Today I’m in the Author Spotlight at Jessica Freely’s blog Friskbiskit, talking about the male/male relationship aspects of The Moonlight Mistress, among other things.
And for today’s pondering:
How do we visualize (mentalize?) characterization? I’ve heard people say things like, “My characters refused to do that,” or “they said they wanted to do this instead.”
So, for those of you who use that kind of language about your writing, do you really feel like you have a separate, imaginary person in your head speaking? Or is it just shorthand, a way of conceptualizing subconscious decisions? Or does it feel like they’re speaking even though you know it’s all you? Or something entirely different?

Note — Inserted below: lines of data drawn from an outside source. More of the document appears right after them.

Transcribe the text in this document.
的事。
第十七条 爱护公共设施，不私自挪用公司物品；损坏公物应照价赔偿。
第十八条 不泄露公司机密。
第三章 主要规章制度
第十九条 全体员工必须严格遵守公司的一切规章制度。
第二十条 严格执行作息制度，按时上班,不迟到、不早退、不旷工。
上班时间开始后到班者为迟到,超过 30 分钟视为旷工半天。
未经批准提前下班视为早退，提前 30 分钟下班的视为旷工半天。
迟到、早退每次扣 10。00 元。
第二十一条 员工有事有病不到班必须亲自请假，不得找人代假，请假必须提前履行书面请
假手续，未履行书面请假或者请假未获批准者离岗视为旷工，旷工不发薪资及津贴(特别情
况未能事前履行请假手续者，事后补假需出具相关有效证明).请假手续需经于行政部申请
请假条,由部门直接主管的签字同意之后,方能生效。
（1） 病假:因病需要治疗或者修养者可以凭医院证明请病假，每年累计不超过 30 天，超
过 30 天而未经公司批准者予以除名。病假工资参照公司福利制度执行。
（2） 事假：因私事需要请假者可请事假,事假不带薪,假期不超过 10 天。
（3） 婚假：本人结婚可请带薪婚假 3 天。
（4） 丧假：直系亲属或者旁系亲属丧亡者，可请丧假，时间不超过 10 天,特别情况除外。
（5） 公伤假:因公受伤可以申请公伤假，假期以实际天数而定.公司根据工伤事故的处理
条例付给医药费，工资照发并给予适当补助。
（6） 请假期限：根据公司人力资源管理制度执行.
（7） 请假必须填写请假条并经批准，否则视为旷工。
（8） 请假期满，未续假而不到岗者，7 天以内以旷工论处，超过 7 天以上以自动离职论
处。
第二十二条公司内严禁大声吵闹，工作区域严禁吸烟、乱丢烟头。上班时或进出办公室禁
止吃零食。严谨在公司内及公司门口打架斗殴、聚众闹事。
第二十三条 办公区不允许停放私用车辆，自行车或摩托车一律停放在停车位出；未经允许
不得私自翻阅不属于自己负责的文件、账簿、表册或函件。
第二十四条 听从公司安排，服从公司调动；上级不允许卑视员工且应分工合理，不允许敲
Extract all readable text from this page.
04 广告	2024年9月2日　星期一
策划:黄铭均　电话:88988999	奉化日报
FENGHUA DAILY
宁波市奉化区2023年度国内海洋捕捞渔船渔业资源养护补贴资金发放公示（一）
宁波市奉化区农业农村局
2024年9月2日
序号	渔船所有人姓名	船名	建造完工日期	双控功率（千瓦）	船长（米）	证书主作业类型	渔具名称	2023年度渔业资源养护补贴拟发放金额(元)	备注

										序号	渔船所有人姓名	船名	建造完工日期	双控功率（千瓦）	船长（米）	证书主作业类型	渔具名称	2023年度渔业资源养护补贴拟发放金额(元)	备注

I talk about my characters often as if they’re real people, and think about them that way, though I don’t expect to meet them or anything. They are real, in the sense that art is real. But I don’t understand how they could do what I don’t want them to do. If I’m having trouble with a scene, I try to stop thinking about it, and my subconscious chews it over and spits out more ideas, and I decide which one I like. If the idea doesn’t work once it’s written out in prose, I try something else, but I still feel I am the actor, I am making the choices. Maybe it’s just me, and I can’t free my mind to the extent that makes the characters take on their own life. Or maybe my conceptualization techniques are simply different.
I’d be really interested to hear thoughts on this.